Mehrheit der Mitgliedstaaten gegen Voucher für antimikrobielle Arzneimittel

UM – 12/2022

Im Vorfeld der Sitzung des Rates für Beschäftigung, Soziales, Gesundheit und Verbraucherschutz (EPSCO) am 9. Dezember haben 14 Mitgliedstaaten in einem „Non-paper“ ihre Bedenken zur geplanten Revision der europäischen Arzneimittelgesetzgebung geäußert. Angeführt durch die Niederlande und im Wissen, dass der Rat von der Europäischen Kommission hierzu unterrichtet werden soll, haben die Länder der Idee, übertragbare Exklusivitätsgutscheine (auch Voucher oder TEE – Transferable Exclusivity Extension) einzuführen, eine klare Absage erteilt. Damit ist fraglich geworden, ob die Europäische Kommission bei der Überarbeitung der allgemeinen Arzneimittelgesetzgebung im nächsten Frühjahr ihre ursprüngliche Idee Voucher einzuführen, weiterverfolgen wird.

Voucher sind teuer

Mittels eines Vouchers soll ein pharmazeutischer Hersteller dazu veranlasst werden, ein neues und wirkungsvolles antimikrobielles Arzneimittel auf den Markt zu bringen. Mit dem Gutschein kann der Exklusivitätszeitraum verlängert werden, in dem ein Unternehmen eines seiner anderen Medikamente ohne Konkurrenz durch Generika-Anbieter verkaufen kann. Wird der Voucher für einen profitablen „Blockbuster“ eingelöst, lässt sich viel verdienen. Die Europäische Kommission bemisst den Wert eines Vouchers, der für ein besonders profitables Medikament verwendet wird, nach Abzug der Produktions-, Vertriebs- und Kapitalkosten auf durchschnittlich etwa 360 Millionen Euro jährlich. Patientinnen und Patienten sowie Kostenträger tragen aber eine höhere Last; neben den Mitteln für den Anreiz auch in Form eines verzögerten Generika-Wettbewerbs, der letztendlich zu höheren Arzneimittelausgaben führt.

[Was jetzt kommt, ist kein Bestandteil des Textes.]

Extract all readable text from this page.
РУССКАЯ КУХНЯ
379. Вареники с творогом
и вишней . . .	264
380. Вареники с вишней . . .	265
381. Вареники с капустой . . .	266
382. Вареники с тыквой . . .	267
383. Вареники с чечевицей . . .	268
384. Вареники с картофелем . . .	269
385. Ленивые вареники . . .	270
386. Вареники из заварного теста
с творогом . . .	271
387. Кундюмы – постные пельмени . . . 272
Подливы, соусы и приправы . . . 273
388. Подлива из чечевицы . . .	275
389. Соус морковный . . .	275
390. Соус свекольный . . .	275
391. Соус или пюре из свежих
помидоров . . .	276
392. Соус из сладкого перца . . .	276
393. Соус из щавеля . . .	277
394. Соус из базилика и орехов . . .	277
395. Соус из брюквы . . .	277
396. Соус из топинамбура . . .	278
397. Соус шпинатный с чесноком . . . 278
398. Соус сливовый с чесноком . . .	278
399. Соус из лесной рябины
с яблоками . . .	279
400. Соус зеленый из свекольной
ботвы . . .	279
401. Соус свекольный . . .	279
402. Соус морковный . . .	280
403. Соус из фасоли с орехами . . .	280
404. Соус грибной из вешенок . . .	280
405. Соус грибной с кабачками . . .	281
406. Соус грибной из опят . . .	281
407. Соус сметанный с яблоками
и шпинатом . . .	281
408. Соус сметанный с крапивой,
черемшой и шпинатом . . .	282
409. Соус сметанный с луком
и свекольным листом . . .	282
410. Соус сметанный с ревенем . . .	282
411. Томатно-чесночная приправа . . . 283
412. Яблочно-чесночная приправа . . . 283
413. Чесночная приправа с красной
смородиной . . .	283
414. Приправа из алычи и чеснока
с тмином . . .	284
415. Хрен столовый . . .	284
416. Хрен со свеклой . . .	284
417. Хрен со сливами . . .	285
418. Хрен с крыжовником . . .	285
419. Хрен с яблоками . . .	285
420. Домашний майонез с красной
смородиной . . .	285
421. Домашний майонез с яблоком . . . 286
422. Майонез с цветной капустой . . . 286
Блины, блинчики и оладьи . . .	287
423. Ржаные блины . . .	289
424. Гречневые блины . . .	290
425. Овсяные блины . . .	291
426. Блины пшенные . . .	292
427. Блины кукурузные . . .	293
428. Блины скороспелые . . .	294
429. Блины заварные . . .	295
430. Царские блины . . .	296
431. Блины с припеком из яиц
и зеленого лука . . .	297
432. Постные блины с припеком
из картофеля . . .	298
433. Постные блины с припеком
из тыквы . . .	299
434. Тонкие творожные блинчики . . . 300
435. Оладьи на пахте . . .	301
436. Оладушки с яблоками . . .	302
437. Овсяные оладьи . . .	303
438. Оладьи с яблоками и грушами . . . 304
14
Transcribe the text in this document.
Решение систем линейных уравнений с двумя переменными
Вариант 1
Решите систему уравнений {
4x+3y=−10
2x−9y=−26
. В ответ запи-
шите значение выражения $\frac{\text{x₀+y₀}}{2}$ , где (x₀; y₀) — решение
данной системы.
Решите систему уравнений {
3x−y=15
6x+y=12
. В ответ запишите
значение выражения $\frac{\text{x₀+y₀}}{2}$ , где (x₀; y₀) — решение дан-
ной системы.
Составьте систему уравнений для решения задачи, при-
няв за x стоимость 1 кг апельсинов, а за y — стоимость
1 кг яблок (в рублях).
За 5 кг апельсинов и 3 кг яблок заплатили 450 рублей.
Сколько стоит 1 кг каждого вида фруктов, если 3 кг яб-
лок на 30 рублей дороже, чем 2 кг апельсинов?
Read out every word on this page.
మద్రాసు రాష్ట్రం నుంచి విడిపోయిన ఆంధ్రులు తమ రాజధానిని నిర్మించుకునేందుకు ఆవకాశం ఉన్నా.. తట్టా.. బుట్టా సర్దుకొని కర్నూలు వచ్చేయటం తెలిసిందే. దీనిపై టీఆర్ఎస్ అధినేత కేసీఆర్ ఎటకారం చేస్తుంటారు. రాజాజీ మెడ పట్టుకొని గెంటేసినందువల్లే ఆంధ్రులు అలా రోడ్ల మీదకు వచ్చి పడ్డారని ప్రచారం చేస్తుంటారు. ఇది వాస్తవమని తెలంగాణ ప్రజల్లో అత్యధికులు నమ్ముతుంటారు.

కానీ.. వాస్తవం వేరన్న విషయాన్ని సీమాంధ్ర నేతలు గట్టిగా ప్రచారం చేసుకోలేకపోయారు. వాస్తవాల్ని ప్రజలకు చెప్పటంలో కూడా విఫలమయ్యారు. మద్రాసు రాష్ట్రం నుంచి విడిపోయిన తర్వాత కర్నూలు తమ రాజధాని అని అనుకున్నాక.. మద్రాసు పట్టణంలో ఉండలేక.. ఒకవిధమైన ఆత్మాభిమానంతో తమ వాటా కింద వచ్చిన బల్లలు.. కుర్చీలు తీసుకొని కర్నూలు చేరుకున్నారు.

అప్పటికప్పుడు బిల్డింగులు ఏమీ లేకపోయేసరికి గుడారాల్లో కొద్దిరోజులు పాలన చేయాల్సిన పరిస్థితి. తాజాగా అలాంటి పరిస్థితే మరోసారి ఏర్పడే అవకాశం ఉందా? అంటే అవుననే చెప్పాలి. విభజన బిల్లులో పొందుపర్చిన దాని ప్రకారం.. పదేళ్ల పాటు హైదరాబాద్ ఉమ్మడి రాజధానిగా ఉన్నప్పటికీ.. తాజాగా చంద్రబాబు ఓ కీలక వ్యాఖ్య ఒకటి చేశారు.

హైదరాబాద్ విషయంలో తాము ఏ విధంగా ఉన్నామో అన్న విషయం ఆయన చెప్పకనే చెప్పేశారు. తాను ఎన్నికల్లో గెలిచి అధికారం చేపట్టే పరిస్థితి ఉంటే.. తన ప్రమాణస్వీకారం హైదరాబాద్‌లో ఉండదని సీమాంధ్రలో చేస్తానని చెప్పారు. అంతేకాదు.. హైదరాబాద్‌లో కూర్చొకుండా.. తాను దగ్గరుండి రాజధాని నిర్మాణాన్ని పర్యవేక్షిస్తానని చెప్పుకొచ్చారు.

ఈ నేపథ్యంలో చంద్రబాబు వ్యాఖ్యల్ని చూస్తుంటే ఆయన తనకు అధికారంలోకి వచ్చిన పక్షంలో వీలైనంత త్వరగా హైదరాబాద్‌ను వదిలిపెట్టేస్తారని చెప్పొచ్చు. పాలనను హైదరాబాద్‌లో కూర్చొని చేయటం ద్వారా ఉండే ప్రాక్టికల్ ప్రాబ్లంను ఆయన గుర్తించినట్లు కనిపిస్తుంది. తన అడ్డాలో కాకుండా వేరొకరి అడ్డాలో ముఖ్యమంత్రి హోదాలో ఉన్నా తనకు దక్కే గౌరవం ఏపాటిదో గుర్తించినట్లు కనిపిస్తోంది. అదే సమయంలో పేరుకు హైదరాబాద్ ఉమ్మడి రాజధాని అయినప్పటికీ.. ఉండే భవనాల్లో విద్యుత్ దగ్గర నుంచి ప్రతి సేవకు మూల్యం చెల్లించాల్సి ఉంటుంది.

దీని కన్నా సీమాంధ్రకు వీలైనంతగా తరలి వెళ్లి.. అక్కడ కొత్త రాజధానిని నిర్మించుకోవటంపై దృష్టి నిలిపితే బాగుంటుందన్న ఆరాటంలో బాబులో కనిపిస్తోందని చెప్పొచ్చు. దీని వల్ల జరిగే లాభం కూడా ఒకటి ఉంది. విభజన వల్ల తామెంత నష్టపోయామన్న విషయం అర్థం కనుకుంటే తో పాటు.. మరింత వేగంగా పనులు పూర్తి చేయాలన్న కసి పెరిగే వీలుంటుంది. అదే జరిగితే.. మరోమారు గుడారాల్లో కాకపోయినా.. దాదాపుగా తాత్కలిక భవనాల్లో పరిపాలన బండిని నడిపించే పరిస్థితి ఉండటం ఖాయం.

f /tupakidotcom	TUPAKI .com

Intransparent, wettbewerbsfeindlich, kontraproduktiv

Das Gutscheinsystem erhöhe die Kosten der Gesundheitssysteme auf unvorhersehbare Weise, so auch die Ländergruppe. Es beeinträchtige den Zugang der Patientinnen und Patienten zu Medikamenten und garantiere auch nicht die Entwicklung neuartiger Antibiotika. Im Gegenteil belohne der Transfer von Exklusivitätsrechten die Entwicklung von Arzneimitteln in profitableren Indikationen.

Mit dem Nein zum Voucher kritisieren die Länder zudem den bestehenden Rechtsrahmen. Schon das bestehende Anreizsystem würde dort zur Produktentwicklung ermuntern, wo die Umsatzerwartungen hoch sind und wo hohe Preise gute Profite versprechen. Letzteres sei bei Arzneimitteln für seltene Erkrankungen (Orphan-Arzneimittel) der Fall. Bei Indikationen, bei denen dringend Innovationen gebraucht werden, fänden keine statt.

Pull-Anreize

Deshalb müssten neben geeigneten direkten finanziellen Belohnungen, sogenannte Pull-Anreize entwickelt werden. Diese sollen eine gewünschte Produktentwicklung fördern, wie zum Beispiel mit Markteintrittsprämien, bei denen der Ertrag vom Umsatz entkoppelt ist. Modelle hierzu gibt es, wie etwa das sogenannte „Netflix-Modell“. Bei diesem Ansatz würde dem Hersteller unabhängig von den Verordnungszahlen ein fester Einnahmebetrag garantiert. Denkbar wären auch eine direkte Forschungs- und Entwicklungsförderung, bei der die Fortschritte belohnt würden. Man solle aber Anreize mit strategischen Zielen, zum Beispiel der Belieferung aller Mitgliedstaaten, der Produktion in Europa oder auch zur Förderung des verantwortungsvollen Umgangs mit antimikrobiellen Mitteln, verknüpfen.

HERA einbinden

Der EU-Behörde für die Krisenvorsorge und -reaktion bei gesundheitlichen Notlagen (HERA) könne zudem eine besondere Rolle bei der Erforschung und Beschaffung neuer Produkte zukommen. Einen Vorschlag hierzu hatte die gemeinsamen Aktion zur Bekämpfung der Resistenz gegen antimikrobielle Mittel und therapieassoziierte Infektionen (JAMRAI) gemacht. Die HERA hat im Juli die Gefahr durch antimikrobielle Resistenzen als eine der drei prioritären grenzüberschreitenden Gesundheitsbedrohungen der EU festgelegt, für die Gegenmaßnahmen auf der Gemeinschaftsebene vorzubereiten sind.